Conclusion and Future Work

In this study, we presented a non-invasive deep-learning approach for the identification and segmentation of cervical lymph nodes at levels I to IV on contrast-enhanced CT images. Our model’s performance indicates the potential of deep learning methods for detecting and segmenting cervical lymph nodes. This research serves as the initial step in a broader endeavor to establish the foundation for future radiomic feature extraction from lymph nodes to aid in diagnostic classification of abnormal lymph nodes. Although performed in the neck, the challenging task of small object detection/segmentation is also applicable to other body areas.

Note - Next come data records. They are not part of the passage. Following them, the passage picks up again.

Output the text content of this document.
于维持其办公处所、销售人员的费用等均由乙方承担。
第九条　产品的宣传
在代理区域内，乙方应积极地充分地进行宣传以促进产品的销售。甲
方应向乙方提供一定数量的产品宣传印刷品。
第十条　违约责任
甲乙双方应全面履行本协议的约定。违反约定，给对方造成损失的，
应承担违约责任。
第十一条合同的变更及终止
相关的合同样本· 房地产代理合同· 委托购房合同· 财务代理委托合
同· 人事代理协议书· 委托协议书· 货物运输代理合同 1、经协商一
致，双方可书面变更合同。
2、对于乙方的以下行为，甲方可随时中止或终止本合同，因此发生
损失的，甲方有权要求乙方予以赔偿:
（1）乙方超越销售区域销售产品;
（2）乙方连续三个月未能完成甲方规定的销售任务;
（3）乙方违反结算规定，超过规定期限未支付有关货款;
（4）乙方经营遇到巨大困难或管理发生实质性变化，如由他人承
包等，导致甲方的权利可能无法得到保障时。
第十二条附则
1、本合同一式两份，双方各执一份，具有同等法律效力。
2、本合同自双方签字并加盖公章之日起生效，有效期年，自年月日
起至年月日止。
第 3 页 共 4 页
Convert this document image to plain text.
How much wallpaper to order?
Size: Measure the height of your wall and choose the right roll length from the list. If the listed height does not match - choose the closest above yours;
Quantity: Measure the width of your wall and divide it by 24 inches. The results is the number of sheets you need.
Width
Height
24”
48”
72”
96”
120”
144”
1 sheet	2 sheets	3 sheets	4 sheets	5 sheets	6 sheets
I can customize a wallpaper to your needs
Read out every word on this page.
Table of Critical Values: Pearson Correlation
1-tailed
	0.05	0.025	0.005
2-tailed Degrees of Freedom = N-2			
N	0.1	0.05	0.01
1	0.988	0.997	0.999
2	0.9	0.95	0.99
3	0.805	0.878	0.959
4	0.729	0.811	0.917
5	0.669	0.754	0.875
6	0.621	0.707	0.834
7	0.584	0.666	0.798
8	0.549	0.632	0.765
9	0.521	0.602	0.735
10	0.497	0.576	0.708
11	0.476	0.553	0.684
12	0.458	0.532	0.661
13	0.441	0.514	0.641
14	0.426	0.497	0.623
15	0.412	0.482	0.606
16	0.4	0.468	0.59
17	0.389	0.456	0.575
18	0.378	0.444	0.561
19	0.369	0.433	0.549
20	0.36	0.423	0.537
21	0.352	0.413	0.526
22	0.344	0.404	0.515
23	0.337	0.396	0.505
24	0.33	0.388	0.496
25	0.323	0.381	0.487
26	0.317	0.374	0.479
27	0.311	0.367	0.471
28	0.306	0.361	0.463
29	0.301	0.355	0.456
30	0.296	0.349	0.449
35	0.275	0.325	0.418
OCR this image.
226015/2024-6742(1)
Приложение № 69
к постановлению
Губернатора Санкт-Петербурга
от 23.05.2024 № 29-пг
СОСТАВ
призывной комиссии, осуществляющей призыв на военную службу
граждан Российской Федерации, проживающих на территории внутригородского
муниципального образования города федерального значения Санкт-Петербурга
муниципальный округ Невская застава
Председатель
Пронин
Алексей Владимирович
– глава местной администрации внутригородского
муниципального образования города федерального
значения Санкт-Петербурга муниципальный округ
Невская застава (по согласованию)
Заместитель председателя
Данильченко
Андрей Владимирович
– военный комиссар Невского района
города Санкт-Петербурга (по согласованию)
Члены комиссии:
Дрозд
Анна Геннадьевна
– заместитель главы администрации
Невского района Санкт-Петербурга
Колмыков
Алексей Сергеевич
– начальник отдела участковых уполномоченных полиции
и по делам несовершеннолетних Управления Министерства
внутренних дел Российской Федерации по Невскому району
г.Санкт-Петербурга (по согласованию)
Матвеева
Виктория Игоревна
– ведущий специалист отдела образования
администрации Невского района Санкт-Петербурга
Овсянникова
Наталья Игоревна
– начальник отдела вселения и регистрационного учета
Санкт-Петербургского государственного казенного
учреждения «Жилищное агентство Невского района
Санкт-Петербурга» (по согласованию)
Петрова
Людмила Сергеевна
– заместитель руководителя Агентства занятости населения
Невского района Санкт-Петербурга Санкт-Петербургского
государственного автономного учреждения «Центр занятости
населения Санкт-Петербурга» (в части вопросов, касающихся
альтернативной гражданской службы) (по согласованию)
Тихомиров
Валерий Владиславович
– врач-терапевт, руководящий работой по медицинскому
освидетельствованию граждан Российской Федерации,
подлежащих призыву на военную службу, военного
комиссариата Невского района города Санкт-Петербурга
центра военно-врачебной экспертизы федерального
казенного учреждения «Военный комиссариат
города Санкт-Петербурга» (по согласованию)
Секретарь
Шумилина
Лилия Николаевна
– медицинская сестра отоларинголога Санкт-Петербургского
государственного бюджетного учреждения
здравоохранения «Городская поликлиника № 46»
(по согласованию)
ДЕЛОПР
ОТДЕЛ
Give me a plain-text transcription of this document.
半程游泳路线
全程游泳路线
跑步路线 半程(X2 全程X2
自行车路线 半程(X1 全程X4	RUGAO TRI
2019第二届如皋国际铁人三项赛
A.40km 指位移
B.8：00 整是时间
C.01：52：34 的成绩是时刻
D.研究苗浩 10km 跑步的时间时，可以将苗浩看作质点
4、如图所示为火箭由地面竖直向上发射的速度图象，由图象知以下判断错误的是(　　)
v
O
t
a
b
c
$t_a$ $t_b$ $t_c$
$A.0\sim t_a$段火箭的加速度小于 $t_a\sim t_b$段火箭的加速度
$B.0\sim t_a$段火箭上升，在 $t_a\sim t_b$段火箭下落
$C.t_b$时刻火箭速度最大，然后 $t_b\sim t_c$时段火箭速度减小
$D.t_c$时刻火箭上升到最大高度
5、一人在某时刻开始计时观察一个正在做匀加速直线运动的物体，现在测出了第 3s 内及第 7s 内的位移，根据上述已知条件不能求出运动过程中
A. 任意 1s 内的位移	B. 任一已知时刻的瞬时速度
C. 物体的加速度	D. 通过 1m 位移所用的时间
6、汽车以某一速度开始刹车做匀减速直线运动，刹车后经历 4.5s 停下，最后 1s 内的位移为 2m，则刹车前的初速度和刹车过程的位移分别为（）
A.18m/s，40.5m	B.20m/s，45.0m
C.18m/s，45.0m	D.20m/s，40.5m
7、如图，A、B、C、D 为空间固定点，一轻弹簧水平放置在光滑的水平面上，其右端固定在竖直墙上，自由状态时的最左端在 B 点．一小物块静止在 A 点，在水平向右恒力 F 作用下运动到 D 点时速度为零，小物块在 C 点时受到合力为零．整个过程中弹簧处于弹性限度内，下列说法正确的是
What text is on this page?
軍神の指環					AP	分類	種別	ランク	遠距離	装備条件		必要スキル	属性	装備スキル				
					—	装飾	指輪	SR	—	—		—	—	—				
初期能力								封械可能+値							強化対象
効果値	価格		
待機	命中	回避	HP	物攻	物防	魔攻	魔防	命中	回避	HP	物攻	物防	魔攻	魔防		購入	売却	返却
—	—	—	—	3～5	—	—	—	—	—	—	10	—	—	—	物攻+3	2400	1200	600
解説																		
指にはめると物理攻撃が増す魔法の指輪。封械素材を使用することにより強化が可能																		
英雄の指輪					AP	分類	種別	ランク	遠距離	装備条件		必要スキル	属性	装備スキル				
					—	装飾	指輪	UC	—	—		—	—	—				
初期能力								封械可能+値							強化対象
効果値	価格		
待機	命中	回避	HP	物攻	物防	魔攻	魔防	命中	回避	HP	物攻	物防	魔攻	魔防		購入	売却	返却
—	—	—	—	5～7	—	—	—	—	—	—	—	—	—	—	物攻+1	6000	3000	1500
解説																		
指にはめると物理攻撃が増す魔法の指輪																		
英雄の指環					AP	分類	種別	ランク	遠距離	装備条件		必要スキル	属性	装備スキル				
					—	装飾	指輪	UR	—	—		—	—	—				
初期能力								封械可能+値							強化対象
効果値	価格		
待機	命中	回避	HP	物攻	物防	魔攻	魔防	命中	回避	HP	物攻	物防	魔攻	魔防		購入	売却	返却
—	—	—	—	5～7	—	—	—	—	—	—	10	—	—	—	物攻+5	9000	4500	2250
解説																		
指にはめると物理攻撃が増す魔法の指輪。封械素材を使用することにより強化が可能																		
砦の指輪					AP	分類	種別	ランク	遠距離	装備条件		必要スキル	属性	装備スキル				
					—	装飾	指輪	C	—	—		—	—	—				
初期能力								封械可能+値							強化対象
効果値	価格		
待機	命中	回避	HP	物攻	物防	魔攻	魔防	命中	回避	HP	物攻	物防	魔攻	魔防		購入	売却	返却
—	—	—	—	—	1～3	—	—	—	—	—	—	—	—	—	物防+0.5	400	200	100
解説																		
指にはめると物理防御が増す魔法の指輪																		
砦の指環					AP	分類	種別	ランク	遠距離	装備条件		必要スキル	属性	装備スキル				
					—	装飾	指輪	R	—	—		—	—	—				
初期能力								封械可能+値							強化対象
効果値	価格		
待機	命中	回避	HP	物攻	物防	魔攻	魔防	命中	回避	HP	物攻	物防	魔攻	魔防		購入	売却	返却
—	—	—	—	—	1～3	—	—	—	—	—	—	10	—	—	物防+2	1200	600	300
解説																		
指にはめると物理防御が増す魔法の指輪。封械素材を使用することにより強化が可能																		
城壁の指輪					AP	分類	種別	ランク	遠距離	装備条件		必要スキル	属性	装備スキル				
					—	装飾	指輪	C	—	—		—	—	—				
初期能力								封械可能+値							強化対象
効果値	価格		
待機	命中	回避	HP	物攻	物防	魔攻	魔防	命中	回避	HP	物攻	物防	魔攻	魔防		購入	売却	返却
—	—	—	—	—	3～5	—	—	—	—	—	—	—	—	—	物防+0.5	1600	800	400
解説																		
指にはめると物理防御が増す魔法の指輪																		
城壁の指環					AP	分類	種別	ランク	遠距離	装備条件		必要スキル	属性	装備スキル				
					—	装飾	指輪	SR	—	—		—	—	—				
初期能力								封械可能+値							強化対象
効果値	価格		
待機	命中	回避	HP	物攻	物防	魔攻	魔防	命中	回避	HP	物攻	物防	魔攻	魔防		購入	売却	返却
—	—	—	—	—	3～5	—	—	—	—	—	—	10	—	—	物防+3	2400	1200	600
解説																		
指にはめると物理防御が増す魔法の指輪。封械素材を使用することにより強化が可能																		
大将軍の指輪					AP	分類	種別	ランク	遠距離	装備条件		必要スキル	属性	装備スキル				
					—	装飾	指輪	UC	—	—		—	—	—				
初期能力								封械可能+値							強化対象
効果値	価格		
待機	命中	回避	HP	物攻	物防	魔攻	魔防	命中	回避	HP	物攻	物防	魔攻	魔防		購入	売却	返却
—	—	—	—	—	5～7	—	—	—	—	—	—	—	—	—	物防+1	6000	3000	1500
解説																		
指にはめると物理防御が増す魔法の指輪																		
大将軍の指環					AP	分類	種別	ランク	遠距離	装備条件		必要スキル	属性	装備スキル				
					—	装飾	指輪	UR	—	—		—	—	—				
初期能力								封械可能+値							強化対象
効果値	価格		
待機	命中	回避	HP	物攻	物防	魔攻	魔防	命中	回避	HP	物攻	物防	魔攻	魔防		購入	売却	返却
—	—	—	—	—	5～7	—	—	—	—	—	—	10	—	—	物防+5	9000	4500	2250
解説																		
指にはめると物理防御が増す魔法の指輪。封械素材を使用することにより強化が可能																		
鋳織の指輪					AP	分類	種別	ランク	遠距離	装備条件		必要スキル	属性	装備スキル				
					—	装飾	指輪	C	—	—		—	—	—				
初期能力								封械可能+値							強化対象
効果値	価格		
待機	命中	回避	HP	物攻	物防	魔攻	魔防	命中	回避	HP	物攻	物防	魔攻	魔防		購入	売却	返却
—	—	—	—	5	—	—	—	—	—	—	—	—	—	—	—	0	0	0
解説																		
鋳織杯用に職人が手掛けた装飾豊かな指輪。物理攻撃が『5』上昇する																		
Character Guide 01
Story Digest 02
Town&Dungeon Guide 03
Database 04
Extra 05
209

While our proposed lymph node segmentation method achieves significant results, its performance is constrained by several factors. Firstly, the current model operates on 2D CT slices; however, incorporating 3D voxel information may provide better context. As part of our future work, we plan to train the model using 3D voxels. Secondly, we applied ASPP to capture multi-context features without excessive downsampling. However, since most lymph nodes are small in scale, a more focused local region-based approach is needed to capture the context in this size range. Lastly, the model is affected by substantial intra-class imbalance (a few pixels in a slice represent lymph nodes, while the majority are background) and inter-class imbalance (more than 70% of CT slices lack lymph nodes). In future work, we plan to develop an objective function that operates in a local patch-based manner, placing more importance on lymph node regions.